The days into weeks

Dec 26, 2022 21:53

It is Monday, 28 November 2022.

Fresh off Thanksgiving break, it's back to work. In a few days, the calendar will turn to December, and it'll be the last month of the year. I can wax poetic about how the year has flown by and we're already at the end of 2022, but this isn't about that, per se. Instead, I stare at the calendar, hurriedly awaiting the last week of the year. As of this Monday, 28 November, there is exactly four weeks until 26 December.

After coming off a four-day break, I'm already looking ahead to the next extended break from work. If you know absolutely nothing else, it might sound like I detest my work to be looking toward the next break already. That's far from the truth. I very much enjoy where I work; my co-workers are great; I like what I do! I'm not saying any of this to attempt to appease anyone or to convince myself of this. I genuinely like what I do. In other words, it's not that I dread my work and desperately need that next extended break to get here.

That said, I would much prefer being on break than performing my paid work. Yes, I need (and very much like) the paychecks my company hands out to me every couple weeks, but the occasional break is always much needed.

So on this Monday, I'm plotting the four week it'll take me to get through work and land on the week-long, holiday shutdown the company offers its employees. Mind you, I don't have any actual plans during the break. I'm not going on any fantastical trip-around-the-world. No, I'm very likely going to spend the week not doing much of anything--which, depending on who you are, can very much be something to look forward to.

Yet, as I'm actively aware of the time it'll take for me to reach that last week, I'm also very cognizant that once it arrives, that week will go by so much faster than I would want. After all, days become weeks when it comes to a workday and work-week, so the days will very quickly become a week for that week-long break.

I start a vacation, dreading that last day of the vacation, knowing that I have to return to life afterward. And yes, I say this as if I live a dreadful life, when that's far from the truth. My life, for all it is, is very much average and not very exciting. It is very much not dreadful.

But I know all this speaks to issues where I'm constantly thinking ahead and seeing what's good or bad that's ahead instead of living in the present, good or bad. If I'm already dreading the end of a vacation at the very beginning, then man, sadly, I've not even begun to enjoy said vacation.

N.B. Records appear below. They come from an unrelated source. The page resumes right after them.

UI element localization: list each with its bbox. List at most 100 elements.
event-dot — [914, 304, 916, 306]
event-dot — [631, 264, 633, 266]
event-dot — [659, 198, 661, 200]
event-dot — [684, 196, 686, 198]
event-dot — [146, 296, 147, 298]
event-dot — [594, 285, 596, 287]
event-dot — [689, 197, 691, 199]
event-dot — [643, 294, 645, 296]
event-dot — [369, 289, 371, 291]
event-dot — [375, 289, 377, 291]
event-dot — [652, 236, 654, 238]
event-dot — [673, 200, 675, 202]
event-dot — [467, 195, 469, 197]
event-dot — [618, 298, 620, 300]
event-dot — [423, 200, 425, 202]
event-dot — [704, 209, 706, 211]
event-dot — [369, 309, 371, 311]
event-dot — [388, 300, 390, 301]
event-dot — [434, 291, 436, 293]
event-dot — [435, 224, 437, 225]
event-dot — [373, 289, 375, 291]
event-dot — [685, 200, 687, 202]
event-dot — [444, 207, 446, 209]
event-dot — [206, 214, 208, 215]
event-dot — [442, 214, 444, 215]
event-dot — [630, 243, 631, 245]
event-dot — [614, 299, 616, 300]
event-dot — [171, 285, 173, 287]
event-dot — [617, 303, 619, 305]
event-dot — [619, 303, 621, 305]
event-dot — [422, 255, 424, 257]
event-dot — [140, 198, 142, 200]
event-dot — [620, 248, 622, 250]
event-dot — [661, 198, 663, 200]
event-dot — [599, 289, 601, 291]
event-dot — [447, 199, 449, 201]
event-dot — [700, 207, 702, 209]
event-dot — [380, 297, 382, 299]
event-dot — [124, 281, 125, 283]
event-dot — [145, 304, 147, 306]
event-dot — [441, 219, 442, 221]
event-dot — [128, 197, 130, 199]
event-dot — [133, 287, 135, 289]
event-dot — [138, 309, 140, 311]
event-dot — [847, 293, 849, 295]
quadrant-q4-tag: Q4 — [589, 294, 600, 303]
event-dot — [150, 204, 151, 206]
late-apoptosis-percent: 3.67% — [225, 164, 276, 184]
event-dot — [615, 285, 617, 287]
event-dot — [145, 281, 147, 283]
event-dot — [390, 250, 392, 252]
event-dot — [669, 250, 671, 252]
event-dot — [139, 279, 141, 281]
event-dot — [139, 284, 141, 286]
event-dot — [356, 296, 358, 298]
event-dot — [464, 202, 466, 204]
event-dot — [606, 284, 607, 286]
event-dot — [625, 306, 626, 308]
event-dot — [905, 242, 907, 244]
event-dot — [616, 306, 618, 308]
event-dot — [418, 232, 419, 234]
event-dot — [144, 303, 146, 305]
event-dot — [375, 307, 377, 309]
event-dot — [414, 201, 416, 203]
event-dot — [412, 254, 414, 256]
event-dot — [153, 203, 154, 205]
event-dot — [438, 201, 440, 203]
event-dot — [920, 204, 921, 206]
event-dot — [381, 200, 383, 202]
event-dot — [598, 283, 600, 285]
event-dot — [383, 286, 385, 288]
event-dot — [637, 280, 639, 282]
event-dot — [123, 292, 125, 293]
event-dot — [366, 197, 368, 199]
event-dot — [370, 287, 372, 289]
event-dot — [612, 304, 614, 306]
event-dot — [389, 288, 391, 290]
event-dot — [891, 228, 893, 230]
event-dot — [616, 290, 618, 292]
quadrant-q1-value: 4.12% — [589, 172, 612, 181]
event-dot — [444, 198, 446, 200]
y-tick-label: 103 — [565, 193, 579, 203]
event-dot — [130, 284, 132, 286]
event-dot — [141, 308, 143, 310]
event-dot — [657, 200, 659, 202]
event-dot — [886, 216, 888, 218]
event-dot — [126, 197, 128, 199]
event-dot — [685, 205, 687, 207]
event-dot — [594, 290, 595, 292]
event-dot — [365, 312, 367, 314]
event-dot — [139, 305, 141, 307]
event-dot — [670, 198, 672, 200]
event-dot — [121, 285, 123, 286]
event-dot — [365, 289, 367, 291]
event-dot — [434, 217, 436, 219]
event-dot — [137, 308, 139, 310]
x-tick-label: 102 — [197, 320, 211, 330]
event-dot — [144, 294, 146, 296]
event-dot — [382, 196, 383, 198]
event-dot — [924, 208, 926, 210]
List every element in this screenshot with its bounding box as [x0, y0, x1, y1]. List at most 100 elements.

Maybe the mere enjoyment of it is just the anticipation leading up to it, because I'm just constantly living ahead of myself.

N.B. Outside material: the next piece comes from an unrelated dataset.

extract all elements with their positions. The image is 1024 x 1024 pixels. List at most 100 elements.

Really, I think all I'm really getting at is an oft-repeated phrase I say that time only moves in one direction. And whether I may or may not be living in the present, reminiscing about the days gone, or just eying the tomorrow that's not yet here, we're nevertheless just marching toward that tomorrow, regardless of whether it arrives or not.

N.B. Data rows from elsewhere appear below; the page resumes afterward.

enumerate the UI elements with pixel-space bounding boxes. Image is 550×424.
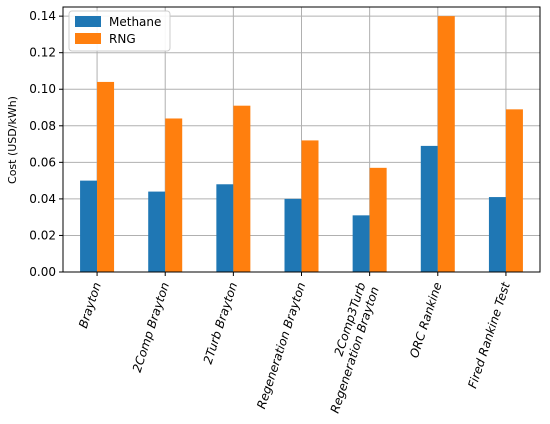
- y-tick-label: 0.04: [29, 192, 56, 206]
- x-tick-label: Regeneration Brayton: [254, 281, 308, 411]
- bar-rng-5: [437, 16, 455, 272]
- legend-label-rng: RNG: [109, 32, 136, 46]
- x-tick-label: Brayton: [76, 281, 104, 330]
- x-tick-label: 2Comp3TurbRegeneration Brayton: [314, 280, 382, 415]
- x-tick-label: Fired Rankine Test: [465, 279, 513, 390]
- bars: [80, 16, 523, 273]
- bar-methane-4: [352, 215, 370, 272]
- y-tick-label: 0.08: [29, 119, 56, 133]
- bar-methane-6: [488, 197, 506, 272]
- y-tick-label: 0.02: [29, 228, 56, 242]
- bar-rng-6: [505, 109, 523, 273]
- y-tick-label: 0.14: [29, 9, 56, 23]
- bar-methane-2: [216, 184, 234, 272]
- legend-swatch-methane: [75, 16, 101, 27]
- y-tick-label: 0.00: [29, 265, 56, 279]
- y-tick-label: 0.06: [29, 155, 56, 169]
- bar-rng-4: [369, 167, 387, 272]
- x-tick-label: ORC Rankine: [407, 281, 445, 360]
- bar-methane-3: [284, 198, 302, 272]
- bar-methane-0: [80, 180, 98, 272]
- bar-methane-5: [420, 145, 438, 272]
- x-axis: Brayton 2Comp Brayton 2Turb Brayton Regener…: [76, 272, 513, 415]
- bar-methane-1: [148, 191, 166, 272]
- bar-rng-0: [97, 81, 115, 273]
- y-axis: 0.00 0.02 0.04 0.06 0.08 0.10 0.12 0.14: [29, 9, 63, 279]
- legend-label-methane: Methane: [109, 15, 161, 29]
- bar-rng-3: [301, 140, 319, 272]
- bar-rng-2: [233, 105, 251, 272]
- legend: Methane RNG: [68, 10, 171, 52]
- x-tick-label: 2Comp Brayton: [130, 281, 172, 374]
- y-axis-label: Cost (USD/kWh): [6, 96, 19, 184]
- y-tick-label: 0.10: [29, 82, 56, 96]
- bar-rng-1: [165, 118, 183, 272]
- x-tick-label: 2Turb Brayton: [201, 281, 241, 366]
- y-tick-label: 0.12: [29, 46, 56, 60]
- legend-swatch-rng: [75, 33, 101, 44]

Because as I'm writing this, it's Monday, 26 December 2022. What I had been wanting is here. And that dread of knowing this week will just breeze by before I know it is ever present. I'll blink, and it'll be 2023 and I'll be back at work. But the reality of my work then won't be as dreadful as I think it will be. But then maybe the reality of my break this current week also won't be as whatever positive word as I think it will be.

If I close my eyes just a tad bit longer, it'll be the last week of December 2023. And all the feelings I've written about here will apply again, but it's now a year from this very moment.

The days become weeks. The weeks become months. And all those months add up to years.